None of it came together quickly. “Those Mexican chairs have been refinished three times,” Sayeed told Boston Magazine in 2026. “Ten years ago, I bought the table on a whim; then it sat in storage for eight years.” That’s how she works: acquire what you love, figure out where it belongs later. The mirror was a vintage find. The dresser came separately. A decade’s worth of decisions, not a single Saturday at a showroom.

Sayeed runs her design practice from this same Newton Dutch Colonial, a 1,668-square-foot, three-bedroom, three-and-a-half-bath house from the 1920s. She and her husband bought it eighteen years ago. It wasn’t much to look at then. “When we purchased the house, it lacked character and style,” she said. “But it had good bones. There was no immediate rush to redo it. We had two small children, and we had to live in it to learn what the house needed.”

Slowly, she figured it out.

Born in India, trained there as an artist, Sayeed came to the United States as a young adult and earned her degree from the University of Iowa. She built her design career in San Francisco before settling in Greater Boston. That fine art background shows up everywhere in the Newton house. She painted the canvas that hangs in the living room herself.
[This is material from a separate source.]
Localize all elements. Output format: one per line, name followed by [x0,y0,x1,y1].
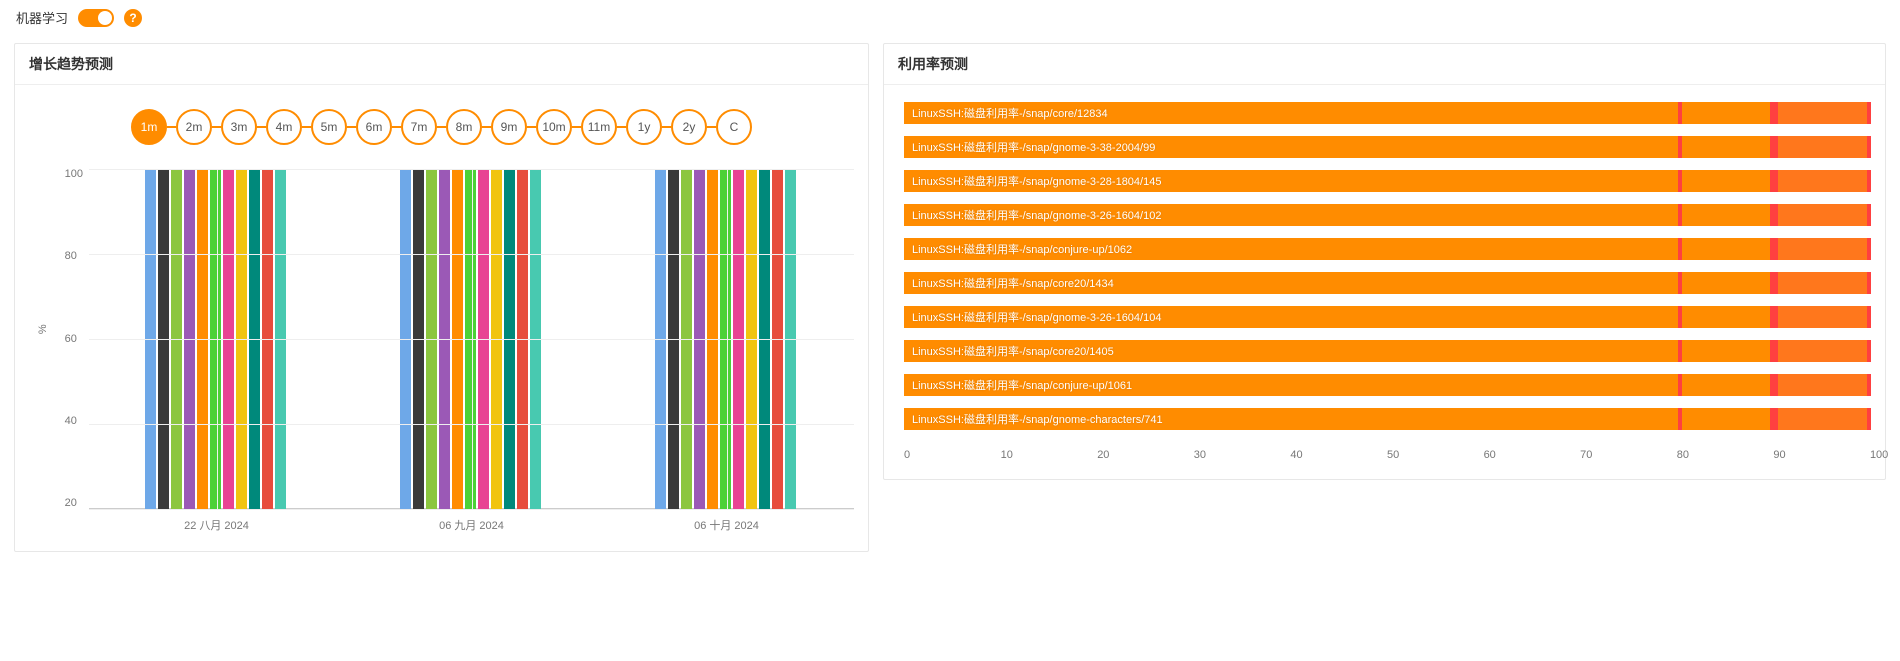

An Indian miniature painting, a family heirloom passed down through generations, sits above the fireplace. The antique Kashmiri coffee table with teak inlay also came from her family.

The primary bedroom is where she shows you what total commitment to a concept looks like. Sayeed went with a landscape-inspired wallpaper by Matthew Williamson for Osborne & Little on the accent wall behind the bed, then carried that same pattern onto throw pillows and lampshades. It’s layered without being fussy. A Visual Comfort floor lamp stands near the bed. In the living room, the fireplace wall is covered in Phillip Jeffries wallpaper, and an antique fauteuil wears Rubelli and Kravet fabric. None of it reads like a staged model unit; it reads like someone who’s been making careful choices for 10 years and knew when to stop.

Over time, Sayeed converted two closets into a primary bath with a custom cherry vanity, added air conditioning, renovated the bathrooms, and redid the kitchen with a breakfast nook and new counters. She didn’t touch the floor plan. “I like having separate rooms, with a dining room for formal entertaining and a living room where guests can gather,” she said. That commitment to traditional room structure, when everyone else has been tearing down walls for a decade, says something about her design convictions.

The foyer started it all. Chairs refinished three times, a table that spent eight years in storage. It’s patient work.